Allocating and Growing
When creating a file, it must have a new inode associated with it. First, you should check the inode bitmap (imap) and find where an inode is 0 (not allocated). This will then give you an inode where you can store the size, mode, and times as well as increase the number of links to the inode. Then, you have to find the containing directory. In the containing directory, you will need to add a directory entry with the name and make it point to the newly allocated inode.
You will then need to allocate blocks for your new inode. Given the size, you will need enough blocks to cover the full size of the file.

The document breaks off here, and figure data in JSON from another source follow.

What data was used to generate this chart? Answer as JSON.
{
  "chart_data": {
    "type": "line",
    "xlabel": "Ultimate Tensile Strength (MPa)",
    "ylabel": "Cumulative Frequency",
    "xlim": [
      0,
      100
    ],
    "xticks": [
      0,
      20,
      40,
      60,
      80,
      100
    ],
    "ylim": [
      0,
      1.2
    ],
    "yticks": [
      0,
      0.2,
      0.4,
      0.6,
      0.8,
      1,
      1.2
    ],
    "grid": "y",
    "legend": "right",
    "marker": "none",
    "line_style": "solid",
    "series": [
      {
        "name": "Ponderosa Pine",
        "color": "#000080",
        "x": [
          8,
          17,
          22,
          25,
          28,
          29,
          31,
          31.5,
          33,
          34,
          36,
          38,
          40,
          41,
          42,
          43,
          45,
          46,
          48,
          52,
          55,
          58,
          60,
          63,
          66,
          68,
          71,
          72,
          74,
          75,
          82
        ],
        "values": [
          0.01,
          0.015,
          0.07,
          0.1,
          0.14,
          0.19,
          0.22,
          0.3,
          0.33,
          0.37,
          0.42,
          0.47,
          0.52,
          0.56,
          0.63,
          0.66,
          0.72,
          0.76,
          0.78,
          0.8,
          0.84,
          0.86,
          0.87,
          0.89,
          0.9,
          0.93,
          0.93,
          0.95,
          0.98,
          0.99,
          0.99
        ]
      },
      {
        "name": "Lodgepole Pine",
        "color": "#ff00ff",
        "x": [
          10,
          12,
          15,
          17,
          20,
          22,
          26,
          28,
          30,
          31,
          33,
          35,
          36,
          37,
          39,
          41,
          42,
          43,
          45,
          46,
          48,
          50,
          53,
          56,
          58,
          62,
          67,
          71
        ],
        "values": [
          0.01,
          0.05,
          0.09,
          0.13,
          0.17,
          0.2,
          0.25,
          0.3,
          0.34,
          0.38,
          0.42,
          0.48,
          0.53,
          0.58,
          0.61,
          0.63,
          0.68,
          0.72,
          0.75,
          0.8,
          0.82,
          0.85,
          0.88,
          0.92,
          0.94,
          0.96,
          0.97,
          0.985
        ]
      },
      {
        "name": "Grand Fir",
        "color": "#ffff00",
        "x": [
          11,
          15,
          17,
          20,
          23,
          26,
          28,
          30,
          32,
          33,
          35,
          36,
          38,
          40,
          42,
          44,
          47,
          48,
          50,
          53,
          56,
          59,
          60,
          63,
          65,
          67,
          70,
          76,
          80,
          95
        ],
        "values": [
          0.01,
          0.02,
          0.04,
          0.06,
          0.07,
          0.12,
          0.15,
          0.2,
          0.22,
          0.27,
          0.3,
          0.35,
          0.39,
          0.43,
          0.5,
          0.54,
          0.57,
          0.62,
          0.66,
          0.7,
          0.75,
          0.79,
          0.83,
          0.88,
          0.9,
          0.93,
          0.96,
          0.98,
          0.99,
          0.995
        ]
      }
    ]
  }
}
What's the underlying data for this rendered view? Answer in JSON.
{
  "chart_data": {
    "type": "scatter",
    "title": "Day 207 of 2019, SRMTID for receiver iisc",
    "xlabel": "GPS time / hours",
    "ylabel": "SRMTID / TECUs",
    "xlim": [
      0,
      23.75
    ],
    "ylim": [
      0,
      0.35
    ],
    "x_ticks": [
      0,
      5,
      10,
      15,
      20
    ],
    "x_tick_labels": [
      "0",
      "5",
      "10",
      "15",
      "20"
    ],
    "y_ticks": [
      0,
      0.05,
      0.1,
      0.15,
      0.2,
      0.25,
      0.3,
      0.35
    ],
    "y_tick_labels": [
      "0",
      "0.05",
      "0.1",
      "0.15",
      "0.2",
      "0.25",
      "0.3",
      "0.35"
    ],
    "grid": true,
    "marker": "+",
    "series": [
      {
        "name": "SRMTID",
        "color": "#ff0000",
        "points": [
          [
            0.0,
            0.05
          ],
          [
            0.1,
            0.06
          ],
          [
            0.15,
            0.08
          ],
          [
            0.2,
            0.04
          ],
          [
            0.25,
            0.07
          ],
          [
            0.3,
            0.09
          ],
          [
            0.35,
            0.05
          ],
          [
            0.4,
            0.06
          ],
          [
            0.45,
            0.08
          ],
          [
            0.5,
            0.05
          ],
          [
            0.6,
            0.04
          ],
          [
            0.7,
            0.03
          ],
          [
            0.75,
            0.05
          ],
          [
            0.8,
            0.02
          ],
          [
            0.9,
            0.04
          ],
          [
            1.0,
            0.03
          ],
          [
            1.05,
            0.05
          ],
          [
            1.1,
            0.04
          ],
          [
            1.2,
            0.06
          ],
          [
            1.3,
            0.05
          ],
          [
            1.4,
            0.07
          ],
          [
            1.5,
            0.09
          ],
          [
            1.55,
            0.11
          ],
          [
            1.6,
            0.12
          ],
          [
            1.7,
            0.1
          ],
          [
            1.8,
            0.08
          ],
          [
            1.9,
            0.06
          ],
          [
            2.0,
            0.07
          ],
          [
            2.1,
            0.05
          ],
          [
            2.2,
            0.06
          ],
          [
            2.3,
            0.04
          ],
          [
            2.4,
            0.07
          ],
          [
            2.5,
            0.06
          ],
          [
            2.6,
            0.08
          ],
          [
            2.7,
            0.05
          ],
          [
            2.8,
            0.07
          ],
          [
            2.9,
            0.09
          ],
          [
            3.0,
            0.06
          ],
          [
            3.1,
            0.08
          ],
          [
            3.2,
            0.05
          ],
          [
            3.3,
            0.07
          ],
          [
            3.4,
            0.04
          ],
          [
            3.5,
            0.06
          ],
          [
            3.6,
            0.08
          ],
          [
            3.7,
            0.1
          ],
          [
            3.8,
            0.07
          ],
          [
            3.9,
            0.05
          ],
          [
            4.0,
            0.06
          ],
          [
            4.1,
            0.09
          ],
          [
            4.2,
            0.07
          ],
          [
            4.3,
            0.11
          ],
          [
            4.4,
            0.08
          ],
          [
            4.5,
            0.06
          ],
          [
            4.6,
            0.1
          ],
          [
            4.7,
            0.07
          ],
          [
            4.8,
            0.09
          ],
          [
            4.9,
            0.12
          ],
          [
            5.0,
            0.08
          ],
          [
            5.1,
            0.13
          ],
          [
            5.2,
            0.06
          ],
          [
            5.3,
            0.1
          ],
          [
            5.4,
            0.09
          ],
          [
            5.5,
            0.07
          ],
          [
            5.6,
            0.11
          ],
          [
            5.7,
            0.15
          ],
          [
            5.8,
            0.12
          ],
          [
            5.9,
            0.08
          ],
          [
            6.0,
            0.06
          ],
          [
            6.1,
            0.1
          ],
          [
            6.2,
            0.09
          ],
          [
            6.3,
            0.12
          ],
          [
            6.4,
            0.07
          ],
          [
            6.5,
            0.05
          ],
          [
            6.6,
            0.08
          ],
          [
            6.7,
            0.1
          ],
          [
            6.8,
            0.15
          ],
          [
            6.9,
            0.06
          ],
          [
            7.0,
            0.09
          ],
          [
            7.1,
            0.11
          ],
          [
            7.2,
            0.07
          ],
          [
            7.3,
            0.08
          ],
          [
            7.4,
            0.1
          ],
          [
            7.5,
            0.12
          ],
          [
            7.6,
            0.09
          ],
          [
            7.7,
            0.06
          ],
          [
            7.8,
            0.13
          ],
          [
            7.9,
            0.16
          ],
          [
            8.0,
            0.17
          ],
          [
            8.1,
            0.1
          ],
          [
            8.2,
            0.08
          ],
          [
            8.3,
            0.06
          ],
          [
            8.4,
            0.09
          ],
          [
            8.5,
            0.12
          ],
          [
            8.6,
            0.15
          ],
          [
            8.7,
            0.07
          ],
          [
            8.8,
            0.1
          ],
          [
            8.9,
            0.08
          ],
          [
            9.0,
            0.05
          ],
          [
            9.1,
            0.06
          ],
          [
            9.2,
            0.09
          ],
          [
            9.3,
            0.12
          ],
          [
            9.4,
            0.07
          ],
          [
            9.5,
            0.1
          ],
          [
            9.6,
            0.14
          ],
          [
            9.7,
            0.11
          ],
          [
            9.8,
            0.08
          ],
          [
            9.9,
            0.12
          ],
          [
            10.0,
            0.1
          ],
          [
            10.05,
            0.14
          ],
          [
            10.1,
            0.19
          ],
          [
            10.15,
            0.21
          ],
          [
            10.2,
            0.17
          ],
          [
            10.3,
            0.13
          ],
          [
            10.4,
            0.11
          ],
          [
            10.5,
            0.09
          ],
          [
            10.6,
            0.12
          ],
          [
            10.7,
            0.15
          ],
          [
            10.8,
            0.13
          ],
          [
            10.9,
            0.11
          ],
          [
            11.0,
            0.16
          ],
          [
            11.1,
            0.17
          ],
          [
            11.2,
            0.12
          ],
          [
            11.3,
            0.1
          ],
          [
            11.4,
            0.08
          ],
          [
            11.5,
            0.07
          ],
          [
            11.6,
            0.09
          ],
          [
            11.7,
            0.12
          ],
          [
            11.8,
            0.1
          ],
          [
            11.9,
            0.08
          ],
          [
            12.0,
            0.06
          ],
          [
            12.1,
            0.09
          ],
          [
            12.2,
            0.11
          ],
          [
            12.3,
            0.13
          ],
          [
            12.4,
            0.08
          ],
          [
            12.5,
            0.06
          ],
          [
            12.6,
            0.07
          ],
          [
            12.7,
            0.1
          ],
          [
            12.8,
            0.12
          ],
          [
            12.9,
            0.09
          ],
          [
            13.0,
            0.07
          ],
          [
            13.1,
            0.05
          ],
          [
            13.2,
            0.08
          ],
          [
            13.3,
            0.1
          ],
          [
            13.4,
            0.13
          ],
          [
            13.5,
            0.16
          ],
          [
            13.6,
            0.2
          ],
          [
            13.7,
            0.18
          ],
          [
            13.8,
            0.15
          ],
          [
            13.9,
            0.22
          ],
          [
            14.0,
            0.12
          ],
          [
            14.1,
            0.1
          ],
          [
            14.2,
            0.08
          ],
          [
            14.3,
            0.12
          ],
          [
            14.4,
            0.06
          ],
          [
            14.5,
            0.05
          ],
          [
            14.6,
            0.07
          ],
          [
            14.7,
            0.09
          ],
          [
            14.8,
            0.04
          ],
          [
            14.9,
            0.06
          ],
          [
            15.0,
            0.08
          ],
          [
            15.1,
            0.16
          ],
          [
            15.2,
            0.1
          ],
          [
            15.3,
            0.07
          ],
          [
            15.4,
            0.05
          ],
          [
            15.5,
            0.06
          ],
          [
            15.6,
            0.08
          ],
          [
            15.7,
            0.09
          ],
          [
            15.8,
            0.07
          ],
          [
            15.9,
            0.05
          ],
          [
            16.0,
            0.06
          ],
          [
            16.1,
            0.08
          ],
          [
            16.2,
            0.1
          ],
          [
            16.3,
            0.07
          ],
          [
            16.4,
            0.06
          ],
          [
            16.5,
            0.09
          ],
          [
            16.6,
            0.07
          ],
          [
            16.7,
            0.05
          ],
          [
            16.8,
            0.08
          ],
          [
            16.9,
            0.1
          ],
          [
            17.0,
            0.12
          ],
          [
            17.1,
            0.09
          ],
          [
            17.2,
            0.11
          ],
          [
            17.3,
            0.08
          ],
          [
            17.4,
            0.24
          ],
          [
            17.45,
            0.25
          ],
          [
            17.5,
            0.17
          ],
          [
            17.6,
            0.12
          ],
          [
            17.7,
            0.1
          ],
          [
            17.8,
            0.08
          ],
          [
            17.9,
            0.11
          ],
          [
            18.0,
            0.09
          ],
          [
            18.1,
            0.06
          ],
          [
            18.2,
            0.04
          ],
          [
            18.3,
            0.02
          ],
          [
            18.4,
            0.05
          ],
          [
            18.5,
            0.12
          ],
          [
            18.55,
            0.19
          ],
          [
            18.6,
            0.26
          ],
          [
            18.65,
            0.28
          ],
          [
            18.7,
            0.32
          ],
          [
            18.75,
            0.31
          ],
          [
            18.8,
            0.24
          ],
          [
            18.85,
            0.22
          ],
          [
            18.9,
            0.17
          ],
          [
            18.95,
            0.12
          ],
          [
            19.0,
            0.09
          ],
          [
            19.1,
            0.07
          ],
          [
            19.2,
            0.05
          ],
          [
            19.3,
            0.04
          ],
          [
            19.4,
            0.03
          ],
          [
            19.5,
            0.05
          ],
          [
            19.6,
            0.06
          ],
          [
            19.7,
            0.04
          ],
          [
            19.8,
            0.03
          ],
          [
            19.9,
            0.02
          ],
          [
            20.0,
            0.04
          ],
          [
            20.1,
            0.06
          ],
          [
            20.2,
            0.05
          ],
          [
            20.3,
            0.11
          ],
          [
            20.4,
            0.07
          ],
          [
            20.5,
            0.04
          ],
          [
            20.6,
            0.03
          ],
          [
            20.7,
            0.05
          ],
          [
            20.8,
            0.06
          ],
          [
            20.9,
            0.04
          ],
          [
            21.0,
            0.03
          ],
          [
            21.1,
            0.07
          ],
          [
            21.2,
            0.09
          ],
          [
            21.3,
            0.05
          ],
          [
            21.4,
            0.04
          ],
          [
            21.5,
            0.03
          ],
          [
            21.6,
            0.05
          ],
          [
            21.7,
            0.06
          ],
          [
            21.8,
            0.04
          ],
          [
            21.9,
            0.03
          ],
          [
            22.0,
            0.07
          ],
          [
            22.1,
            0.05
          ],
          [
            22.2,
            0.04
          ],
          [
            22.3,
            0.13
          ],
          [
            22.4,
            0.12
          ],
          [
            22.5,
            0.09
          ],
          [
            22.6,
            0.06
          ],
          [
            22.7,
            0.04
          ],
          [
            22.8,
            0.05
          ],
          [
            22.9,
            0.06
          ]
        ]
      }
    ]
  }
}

If the new file is a directory, you will need at least one block to store directory entries. You will also need to add at least two entries: . and .. which stand for current directory and parent directory, respectively. You will need to set the current directory’s inode to itself, and then set the parent directory entry’s inode to the parent directory. The only time the parent directory points to itself is at the root.
When growing a file, you need to see if the new size will exceed the block allocation already given to the file. If the new size does NOT exceed the block allocation, then you just need to write the data to the end of the last block and update the size. However, if it DOES exceed the block allocation, you will need to look in the zone map (zmap) and find a new block. When you find this block, you will need to store the allocation somewhere in the zones array of the inode. Recall that the order in which the zones are presented in this array will be the order in which the data in the file is arranged.